From this table, you can clearly notice that the sales figures appear to be an upward trend from 2010-2014. Therefore, the 5-year average growth rate of 12.74% was selected to predict future growth trend.

The following table shows the data retrieved from the financial statements. The five-year average figures were also calculated. You can notice that both of the net investment in working capital and debt financing appear to be negative. And this can surely be explained. Negative investment indicated that the company were continuously reducing its working capital in the recent years. You can also notice that the company was holding a great amount of cash and showed an upward trend, while short term debt remained at a constant level during the past few years. It shows that the company had strong confidence to retain its short-term financial health. Therefore, the company had reduced its non-cash investment in working capital. Next, the company had retired most of its short-term borrowings and long-term borrowings, which makes the change in debt financing to be negative.

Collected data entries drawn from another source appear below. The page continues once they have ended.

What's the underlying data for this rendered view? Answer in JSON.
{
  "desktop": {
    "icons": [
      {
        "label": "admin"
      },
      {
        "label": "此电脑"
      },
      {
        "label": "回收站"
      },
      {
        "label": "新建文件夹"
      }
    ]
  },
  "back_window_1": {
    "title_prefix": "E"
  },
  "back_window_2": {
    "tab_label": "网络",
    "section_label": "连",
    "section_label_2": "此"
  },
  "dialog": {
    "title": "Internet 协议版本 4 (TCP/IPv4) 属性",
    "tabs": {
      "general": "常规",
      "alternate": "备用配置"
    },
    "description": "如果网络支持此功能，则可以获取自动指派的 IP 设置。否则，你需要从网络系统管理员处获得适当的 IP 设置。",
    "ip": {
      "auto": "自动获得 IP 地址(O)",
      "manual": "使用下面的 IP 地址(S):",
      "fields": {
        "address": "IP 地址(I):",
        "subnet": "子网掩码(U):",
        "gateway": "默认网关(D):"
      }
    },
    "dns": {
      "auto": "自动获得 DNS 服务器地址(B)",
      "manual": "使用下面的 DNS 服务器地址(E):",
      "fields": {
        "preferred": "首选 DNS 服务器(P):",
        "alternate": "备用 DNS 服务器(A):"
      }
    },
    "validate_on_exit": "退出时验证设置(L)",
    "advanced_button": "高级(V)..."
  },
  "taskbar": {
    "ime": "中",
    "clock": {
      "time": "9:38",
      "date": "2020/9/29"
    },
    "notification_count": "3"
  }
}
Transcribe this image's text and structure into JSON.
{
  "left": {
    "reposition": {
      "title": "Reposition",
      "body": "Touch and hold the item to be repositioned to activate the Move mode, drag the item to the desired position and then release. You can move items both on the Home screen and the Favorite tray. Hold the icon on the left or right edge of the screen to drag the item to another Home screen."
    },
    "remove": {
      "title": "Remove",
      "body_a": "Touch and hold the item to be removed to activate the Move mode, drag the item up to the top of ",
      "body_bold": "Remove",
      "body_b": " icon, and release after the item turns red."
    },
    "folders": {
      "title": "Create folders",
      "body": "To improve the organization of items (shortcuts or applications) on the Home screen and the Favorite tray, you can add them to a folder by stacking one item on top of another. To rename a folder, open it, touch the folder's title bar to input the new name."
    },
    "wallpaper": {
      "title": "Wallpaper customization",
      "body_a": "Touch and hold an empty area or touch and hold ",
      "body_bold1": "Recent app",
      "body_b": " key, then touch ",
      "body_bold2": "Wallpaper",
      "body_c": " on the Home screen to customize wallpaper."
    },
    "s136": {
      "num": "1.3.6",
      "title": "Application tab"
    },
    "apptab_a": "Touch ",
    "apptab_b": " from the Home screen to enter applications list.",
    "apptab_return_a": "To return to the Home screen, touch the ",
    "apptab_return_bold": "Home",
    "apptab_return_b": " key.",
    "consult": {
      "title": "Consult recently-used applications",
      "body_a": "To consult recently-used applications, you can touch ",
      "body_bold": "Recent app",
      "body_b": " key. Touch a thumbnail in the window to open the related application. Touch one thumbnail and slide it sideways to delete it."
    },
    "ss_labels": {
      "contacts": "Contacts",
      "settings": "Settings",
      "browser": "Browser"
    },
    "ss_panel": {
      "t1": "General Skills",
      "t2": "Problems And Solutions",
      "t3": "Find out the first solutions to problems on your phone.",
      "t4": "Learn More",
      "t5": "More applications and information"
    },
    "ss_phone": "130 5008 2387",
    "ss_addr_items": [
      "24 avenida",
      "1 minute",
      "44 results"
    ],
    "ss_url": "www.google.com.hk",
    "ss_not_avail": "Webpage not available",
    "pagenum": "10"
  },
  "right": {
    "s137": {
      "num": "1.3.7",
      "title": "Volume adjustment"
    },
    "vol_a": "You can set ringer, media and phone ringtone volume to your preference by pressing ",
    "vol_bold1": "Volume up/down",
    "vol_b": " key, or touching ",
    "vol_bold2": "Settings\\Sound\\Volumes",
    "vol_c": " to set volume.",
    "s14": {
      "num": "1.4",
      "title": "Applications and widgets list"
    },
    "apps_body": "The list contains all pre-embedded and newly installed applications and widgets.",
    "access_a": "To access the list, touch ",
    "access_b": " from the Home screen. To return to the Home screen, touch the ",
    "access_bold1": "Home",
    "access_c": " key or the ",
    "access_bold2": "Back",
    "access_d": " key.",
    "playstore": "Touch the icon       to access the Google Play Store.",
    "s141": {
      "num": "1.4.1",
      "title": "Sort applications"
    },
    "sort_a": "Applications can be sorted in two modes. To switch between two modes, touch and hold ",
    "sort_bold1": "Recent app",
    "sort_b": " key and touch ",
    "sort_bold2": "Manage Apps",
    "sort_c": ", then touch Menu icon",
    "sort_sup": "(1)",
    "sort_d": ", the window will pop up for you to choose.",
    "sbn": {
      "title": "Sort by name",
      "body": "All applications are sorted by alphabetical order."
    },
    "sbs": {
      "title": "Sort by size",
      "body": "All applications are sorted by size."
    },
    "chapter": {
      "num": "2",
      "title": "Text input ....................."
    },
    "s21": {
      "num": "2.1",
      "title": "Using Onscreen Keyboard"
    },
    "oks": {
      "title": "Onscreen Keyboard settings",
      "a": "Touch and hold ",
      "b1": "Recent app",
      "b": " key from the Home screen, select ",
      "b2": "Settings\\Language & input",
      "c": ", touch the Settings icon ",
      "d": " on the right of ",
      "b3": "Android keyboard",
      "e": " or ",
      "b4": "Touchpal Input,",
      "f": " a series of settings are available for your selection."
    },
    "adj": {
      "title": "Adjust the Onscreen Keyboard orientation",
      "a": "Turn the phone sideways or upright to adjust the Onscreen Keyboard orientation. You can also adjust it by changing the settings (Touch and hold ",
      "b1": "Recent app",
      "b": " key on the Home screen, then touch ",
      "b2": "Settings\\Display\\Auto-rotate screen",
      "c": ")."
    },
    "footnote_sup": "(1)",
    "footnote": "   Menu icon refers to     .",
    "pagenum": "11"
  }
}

The future cash flows were discounted using the CAPM. And the calculations are shown in this table. The following chart shows the growth rate of sales linked to growth rate of GDP in Hong Kong. According to the 10-year average GDP growth rate, we assumed that the growth rate of sales for the company to remain at 4% perpetually.

This table shows the valuation process with assumptions listed in the bottom. And at the end, we get the 1-year target price of HKD $52.05.

After that, we run the sensitivity test to check if the target price was sensitive to the inputs. As you can see here, the result was most sensitive to the change in equity risk premium and sales growth rate and least sensitive to the change in sales growth rate for the first 5 years. Therefore, we should be cautious about the equity risk premium and sales growth rate in our valuation.